Ao todo, foram localizadas 503 procurações para Ana Laura ou em nome de advogados que "alugavam" o nome para que ela pudesse entrar com as ações judiciais. Entretanto, no relatório final do delegado Leonardo Dias Pires, apenas as 146 são diretamente relacionadas à suposta fraude envolvendo o acidente do césio-137. No documento enviado ao Judiciário, consta que outras 178 seriam para "ajuizar ações referentes à isenção de imposto de renda retido na fonte" e mais 179 "concedendo poderes à investigada", sem mais especificações.

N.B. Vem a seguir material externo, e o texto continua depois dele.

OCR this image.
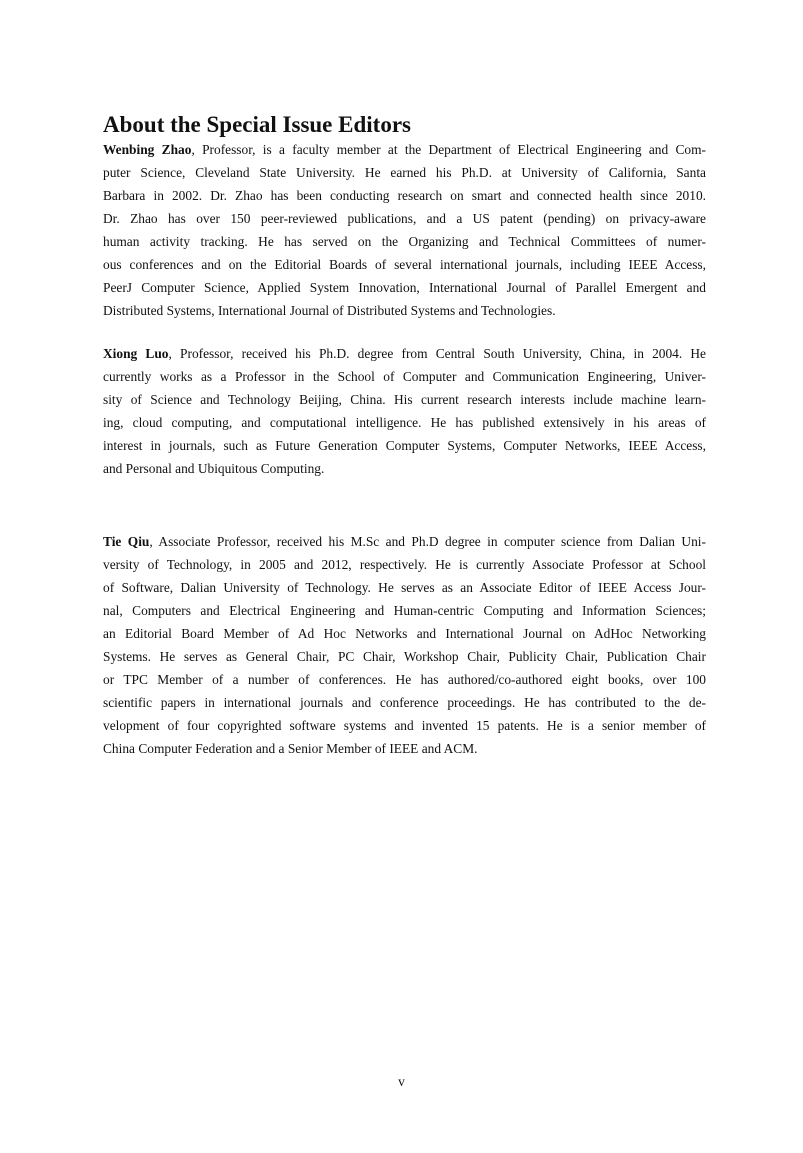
About the Special Issue Editors
Wenbing Zhao, Professor, is a faculty member at the Department of Electrical Engineering and Com-
puter Science, Cleveland State University. He earned his Ph.D. at University of California, Santa
Barbara in 2002. Dr. Zhao has been conducting research on smart and connected health since 2010.
Dr. Zhao has over 150 peer-reviewed publications, and a US patent (pending) on privacy-aware
human activity tracking. He has served on the Organizing and Technical Committees of numer-
ous conferences and on the Editorial Boards of several international journals, including IEEE Access,
PeerJ Computer Science, Applied System Innovation, International Journal of Parallel Emergent and
Distributed Systems, International Journal of Distributed Systems and Technologies.
Xiong Luo, Professor, received his Ph.D. degree from Central South University, China, in 2004. He
currently works as a Professor in the School of Computer and Communication Engineering, Univer-
sity of Science and Technology Beijing, China. His current research interests include machine learn-
ing, cloud computing, and computational intelligence. He has published extensively in his areas of
interest in journals, such as Future Generation Computer Systems, Computer Networks, IEEE Access,
and Personal and Ubiquitous Computing.
Tie Qiu, Associate Professor, received his M.Sc and Ph.D degree in computer science from Dalian Uni-
versity of Technology, in 2005 and 2012, respectively. He is currently Associate Professor at School
of Software, Dalian University of Technology. He serves as an Associate Editor of IEEE Access Jour-
nal, Computers and Electrical Engineering and Human-centric Computing and Information Sciences;
an Editorial Board Member of Ad Hoc Networks and International Journal on AdHoc Networking
Systems. He serves as General Chair, PC Chair, Workshop Chair, Publicity Chair, Publication Chair
or TPC Member of a number of conferences. He has authored/co-authored eight books, over 100
scientific papers in international journals and conference proceedings. He has contributed to the de-
velopment of four copyrighted software systems and invented 15 patents. He is a senior member of
China Computer Federation and a Senior Member of IEEE and ACM.
v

Um levantamento inicial do Garra/Deic e da Procuradoria Geral do Estado (PGE) identificou 49 oficiais da reserva da Polícia Militar do Estado de Goiás (PM-GO) representados por algum dos investigados com o intuito de serem beneficiados na fraude. O esquema consistia principalmente na falsificação de laudos médicos para comprovar que a pessoa teria alguma doença grave em consequência do trabalho durante o período do acidente radiológico, o que daria direito à isenção de IR. Destes, a Polícia Civil descobriu que 27 conseguiram ao menos uma liminar favorável.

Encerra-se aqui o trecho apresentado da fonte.